恋し、挑みし、闘へ乙女
「いや、話の全てが眉唾ではないようだ」

「えっ!」と驚いた表情で乙女が綾鷹の袖を握る。

「ん……?」

綾鷹はシャツを握るその手を見つめ、クッと笑みを零した。

「もしかしたら、君、幽霊とか怖いの?」
「こっ、怖くなんてありません……よ」

だが、その言動は明らかに『怖い』と言っているのも同じだった。

「そうか、乙女の弱点は幽霊か。可愛いね」
「それ、褒め言葉に聞こえません! 私は単に幽霊が嫌いなだけです」

「妖怪なら大丈夫なのに……」と悔しそうに言い訳をする乙女の頬に、綾鷹が不意打ちのキスをする。

「本当に可愛いね。幽霊から私が守ってあげる」

「もう!」と言いながら乙女は綾鷹から離れると、「行きますよ!」とダイニングを出る。

「照れているの? 怒っているの?」とその背に綾鷹が笑いながら訊くが、乙女はズンズン先を行く。

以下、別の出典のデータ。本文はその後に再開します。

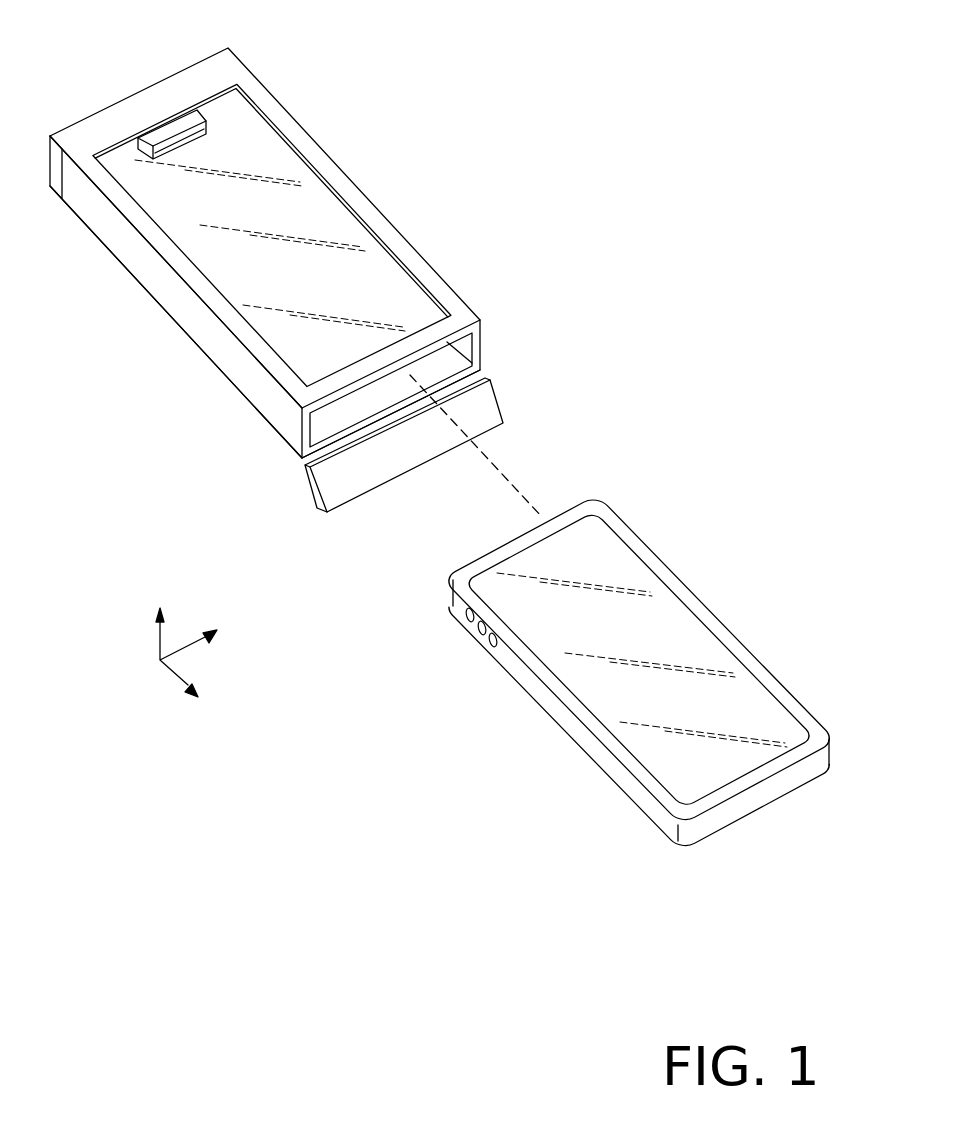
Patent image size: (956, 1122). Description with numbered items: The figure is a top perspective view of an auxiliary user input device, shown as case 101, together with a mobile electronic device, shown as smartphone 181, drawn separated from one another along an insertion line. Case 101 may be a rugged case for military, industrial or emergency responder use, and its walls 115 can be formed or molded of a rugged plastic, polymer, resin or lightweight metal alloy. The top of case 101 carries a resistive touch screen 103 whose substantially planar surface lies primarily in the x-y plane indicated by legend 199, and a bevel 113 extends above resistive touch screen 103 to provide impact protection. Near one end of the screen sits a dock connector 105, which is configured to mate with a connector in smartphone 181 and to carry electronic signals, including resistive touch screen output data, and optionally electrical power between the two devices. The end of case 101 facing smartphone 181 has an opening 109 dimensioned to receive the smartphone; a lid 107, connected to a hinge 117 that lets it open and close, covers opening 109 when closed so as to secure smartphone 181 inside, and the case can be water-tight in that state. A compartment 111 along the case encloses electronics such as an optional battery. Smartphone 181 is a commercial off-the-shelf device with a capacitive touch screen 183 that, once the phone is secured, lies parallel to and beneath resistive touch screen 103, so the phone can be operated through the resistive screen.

The case 101 is at (480, 166).
The resistive touch screen 103 is at (315, 281).
The dock connector 105 is at (187, 123).
The lid 107 is at (486, 405).
The opening 109 is at (330, 418).
The compartment 111 is at (193, 75).
The bevel 113 is at (193, 275).
The walls 115 is at (225, 340).
The hinge 117 is at (377, 427).
The smartphone 181 is at (750, 572).
The capacitive touch screen 183 is at (617, 638).
The legend 199 is at (150, 691).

だが昼間とはいえ、やはり窓のないところは薄暗い。次第に乙女の歩みはノロノロと遅くなり、やがて綾鷹の側にピタリとくっ付く。その肩に綾鷹の手が回る。

「だから、素直に怖いと言えばいいのに……」
「だから……もう!」

乙女の唇が蛸のように突き出る。
プンとそっぽを向く乙女に綾鷹が言う。